1. Field of the Invention
The present invention relates generally to reducing cooling air leakage between adjacent flowpath segments in gas turbine engines, such as leakage between adjacent turbine nozzle segments. More particularly, the invention relates to a flexible three-piece seal assembly which can include first and second spline seals in abutting engagement with a third seal member.
2. Description of Known Art
Gas turbine engines typically include nozzle diaphragms and shroud assemblies centered about the engine's axis and forming annular flowpath boundaries within the engine. Due to the large temperature differentials encountered during engine operation, these nozzles and shrouds are typically designed as an assembly of circumferentially spaced-apart segments with gaps extending between adjacent segments. The gaps accommodate differential thermal growth and reduce thermal stress in the flowpath segments.
These flowpath segments are generally exposed to high temperature gas flows and are typically cooled with high pressure cooling air bled from an upstream compressor. Such cooling air bled from the compressor is parasitic and must be minimized to the extent possible to maximize engine efficiency. As a result, it is highly desirable to reduce cooling air leakage through the circumferentially extending gaps between nozzle segments and other flowpath segments.

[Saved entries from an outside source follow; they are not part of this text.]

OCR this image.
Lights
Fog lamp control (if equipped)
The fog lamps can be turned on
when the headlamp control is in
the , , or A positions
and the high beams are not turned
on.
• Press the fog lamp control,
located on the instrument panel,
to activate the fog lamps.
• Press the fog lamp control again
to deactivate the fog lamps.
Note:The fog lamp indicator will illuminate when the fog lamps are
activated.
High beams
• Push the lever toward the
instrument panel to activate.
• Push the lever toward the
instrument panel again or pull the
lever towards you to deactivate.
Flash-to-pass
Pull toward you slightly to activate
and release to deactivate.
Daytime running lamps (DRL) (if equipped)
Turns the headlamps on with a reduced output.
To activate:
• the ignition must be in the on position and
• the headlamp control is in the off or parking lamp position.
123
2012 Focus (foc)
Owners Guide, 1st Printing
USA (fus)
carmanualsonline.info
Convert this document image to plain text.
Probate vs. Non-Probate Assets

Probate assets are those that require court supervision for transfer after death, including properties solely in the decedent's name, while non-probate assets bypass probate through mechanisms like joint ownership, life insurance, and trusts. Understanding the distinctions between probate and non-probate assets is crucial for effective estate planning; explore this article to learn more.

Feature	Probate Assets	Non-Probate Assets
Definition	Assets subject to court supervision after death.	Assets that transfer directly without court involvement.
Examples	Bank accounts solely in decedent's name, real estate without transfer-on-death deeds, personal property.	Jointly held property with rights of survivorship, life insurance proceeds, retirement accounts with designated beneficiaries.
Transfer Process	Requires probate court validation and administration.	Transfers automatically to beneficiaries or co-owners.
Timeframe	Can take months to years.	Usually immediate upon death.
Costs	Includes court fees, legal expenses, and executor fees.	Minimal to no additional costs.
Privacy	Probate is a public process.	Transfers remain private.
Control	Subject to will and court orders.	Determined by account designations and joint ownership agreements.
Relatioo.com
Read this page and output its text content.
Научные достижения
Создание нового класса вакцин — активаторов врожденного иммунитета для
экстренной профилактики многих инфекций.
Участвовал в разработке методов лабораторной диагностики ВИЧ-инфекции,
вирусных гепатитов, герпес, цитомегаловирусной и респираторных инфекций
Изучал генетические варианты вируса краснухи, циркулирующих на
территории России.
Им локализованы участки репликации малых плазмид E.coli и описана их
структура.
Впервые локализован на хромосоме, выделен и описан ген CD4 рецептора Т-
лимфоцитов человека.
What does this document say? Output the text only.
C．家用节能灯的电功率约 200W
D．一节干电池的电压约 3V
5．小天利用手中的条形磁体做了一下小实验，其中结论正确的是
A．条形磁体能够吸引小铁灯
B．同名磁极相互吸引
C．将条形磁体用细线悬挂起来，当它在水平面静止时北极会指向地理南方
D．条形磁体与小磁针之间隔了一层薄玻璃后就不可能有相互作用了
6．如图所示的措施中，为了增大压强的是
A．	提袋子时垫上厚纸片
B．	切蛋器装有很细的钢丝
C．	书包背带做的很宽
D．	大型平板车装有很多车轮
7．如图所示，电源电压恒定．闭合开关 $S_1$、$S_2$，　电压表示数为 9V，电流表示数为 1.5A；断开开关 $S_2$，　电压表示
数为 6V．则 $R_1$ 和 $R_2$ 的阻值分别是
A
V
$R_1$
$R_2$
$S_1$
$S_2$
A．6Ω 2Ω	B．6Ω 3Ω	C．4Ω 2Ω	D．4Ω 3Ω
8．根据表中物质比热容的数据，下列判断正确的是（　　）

Various seal designs are known for providing sealing between flowpath segments in gas turbine engines, such as those designs shown in U.S. Pat. Nos. to Bertelson (3,728,041), Grosjean (4,537,024), Bowers et al. (3,752,598), and Clevenger et al (4,767,260).
Sealing arrangements using spline or feather seals are commonly used in gas turbine engines. Such seals are typically disposed in pairs of oppositely facing grooves electro-discharge machined in oppositely facing surfaces on adjacent flowpath segments. Such seals are flexible and include some freedom of movement in their respective grooves to accommodate manufacturing tolerances, surface roughness in the grooves, and misalignment or movement between adjacent flowpath segments. Seals which are not flexible will not seat properly in the grooves, resulting in leakage and wasted cooling flow.
In addition, two such seals may be used in combination to seal leakage flow in both a generally radial and a generally axial direction between adjacent flowpath segments. Prior seal assemblies have been ineffective, however, since they typically include a leakage path between the two seals, or introduce stiffness to the seal assembly, or couple the motion of one seal with the motion of another seal.